Advertisement

Key Field hosts Alaska guardsmen during annual training exercise

Apr. 18—UPDATE: This story has been updated with the correct acronym for Agile Combat Employment as well as to correct the spelling of Brigadier General Tony Stratton's name.

The Mississippi Air National Guard 186th Air Refueling Wing at Key Field will be a bit crowded for the next few weeks as the base welcomes several hundred guardsmen for an annual training exercise.

The Alaska Air National Guard 176th Wing, under the command of Brigadier General Tony Stratton, is training under a new Air Force doctrine known as Agile Combat Employment and have come to Meridian to practice.

"We do a lot of operations things where we move airplanes around," Stratton said. "We do it very quickly, very professionally, but underneath that we have to have the logistics footprint and the capability to do it."

The ACE doctrine calls for a small number of airmen to quickly and efficiently set up the critical infrastructure and equipment needed to support Air Force operational forces, Stratton said.

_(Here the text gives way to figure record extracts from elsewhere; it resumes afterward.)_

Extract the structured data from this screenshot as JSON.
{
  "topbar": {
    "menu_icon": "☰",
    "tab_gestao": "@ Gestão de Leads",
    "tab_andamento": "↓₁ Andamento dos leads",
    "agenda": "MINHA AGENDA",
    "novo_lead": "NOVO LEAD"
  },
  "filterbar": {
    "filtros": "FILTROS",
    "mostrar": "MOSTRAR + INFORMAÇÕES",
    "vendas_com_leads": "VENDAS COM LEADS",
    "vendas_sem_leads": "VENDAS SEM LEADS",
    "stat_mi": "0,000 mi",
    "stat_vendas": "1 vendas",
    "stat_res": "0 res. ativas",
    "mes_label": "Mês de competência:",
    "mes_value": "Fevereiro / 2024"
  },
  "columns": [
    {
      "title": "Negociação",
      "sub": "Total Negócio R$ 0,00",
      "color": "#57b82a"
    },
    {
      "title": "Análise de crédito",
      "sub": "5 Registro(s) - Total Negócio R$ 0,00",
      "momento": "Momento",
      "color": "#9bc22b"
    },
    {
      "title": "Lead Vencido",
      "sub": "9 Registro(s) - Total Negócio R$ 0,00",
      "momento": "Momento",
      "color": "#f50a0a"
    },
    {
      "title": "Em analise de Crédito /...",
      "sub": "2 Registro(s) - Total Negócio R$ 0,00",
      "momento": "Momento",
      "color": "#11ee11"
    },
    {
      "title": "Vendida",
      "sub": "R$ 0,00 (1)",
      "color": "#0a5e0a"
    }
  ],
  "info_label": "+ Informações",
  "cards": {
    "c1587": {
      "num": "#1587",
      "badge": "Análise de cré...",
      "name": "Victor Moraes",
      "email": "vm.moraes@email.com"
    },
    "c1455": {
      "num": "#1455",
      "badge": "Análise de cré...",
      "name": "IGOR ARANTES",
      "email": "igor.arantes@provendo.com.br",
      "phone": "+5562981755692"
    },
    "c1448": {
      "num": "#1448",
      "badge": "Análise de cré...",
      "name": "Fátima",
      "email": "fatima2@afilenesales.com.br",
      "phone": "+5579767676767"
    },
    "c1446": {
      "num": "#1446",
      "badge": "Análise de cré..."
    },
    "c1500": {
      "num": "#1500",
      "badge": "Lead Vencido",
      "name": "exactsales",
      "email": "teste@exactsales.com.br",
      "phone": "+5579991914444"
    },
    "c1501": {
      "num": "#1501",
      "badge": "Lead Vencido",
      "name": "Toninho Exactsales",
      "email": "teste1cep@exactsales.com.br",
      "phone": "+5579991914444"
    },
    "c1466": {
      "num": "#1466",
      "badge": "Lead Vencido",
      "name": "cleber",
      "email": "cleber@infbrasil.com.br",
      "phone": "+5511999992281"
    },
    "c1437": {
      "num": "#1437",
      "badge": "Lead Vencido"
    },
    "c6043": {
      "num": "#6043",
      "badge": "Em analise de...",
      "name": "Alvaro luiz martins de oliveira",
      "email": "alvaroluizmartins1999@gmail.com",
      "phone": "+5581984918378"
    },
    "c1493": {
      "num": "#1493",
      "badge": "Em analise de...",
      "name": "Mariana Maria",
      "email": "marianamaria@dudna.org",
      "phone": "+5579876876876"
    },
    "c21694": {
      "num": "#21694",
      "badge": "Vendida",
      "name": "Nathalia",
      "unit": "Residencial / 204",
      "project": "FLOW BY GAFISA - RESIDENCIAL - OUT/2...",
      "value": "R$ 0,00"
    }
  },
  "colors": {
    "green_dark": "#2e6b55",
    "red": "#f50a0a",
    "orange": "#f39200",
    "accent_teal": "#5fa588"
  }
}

The airmen must be able to provide necessities like food and shelter as well as fuel for airplanes and communications.

"Our main focus for this exercise is in the Indo-Pacific region," he said, "So long distances, contingency locations, bare bases and then being agile and moving at a rapid rate so that we can't be targeted by our enemy."

ACE relies on airmen to be able to serve in more than one capacity. While each service member is given training and resources to become an expert in their field, the smaller number of personnel requires each service member pitch in anywhere they can, Stratton said.

"It's airmen that are doing jobs that are not in their specific specialty code," he said. "Things like marshaling airplanes, helping to fuel airplanes, providing perimeter security."

Throughout the two-week training, airmen will live, eat and sleep within the exercise area to simulate the isolation of an island. They will also participate in supporting various operational teams including search and rescue and fighter aircraft.

Stratton said one aspect of training will be "hot refueling," or refueling a fighter aircraft while it's still running. Refueling is usually done after an aircraft has been turned off and allowed to sit for several hours for the engines to cool.

The 176th Wing's training is part of a larger annual exercise called Southern Strike involving more than 2,000 service members from more than 15 states and four countries. With Southern Strike being based out of Gulfport, Stratton said the scenario was very similar to what his troops would encounter if they were needed to deploy.

"Southern Strike provides us with the opportunity to go to multiple contingency locations because you have a lot of small airfields around here. That will be very illustrative of what we'll find inside the South Pacific," he said. "And you actually have the water here as well, so we can get our forces out there."

Stratton said the other aspect of Southern Strike was the involvement of different branches of the military as well as service members from other countries. Any deployment of troops to the South Pacific region, he said, would need to have a coalition of nations in its supply chain to succeed.

This year's exercises at Key Field will be the third time Stratton's troops have practiced the ACE doctrine and the furthest the 176th Wing has traveled to test their skills.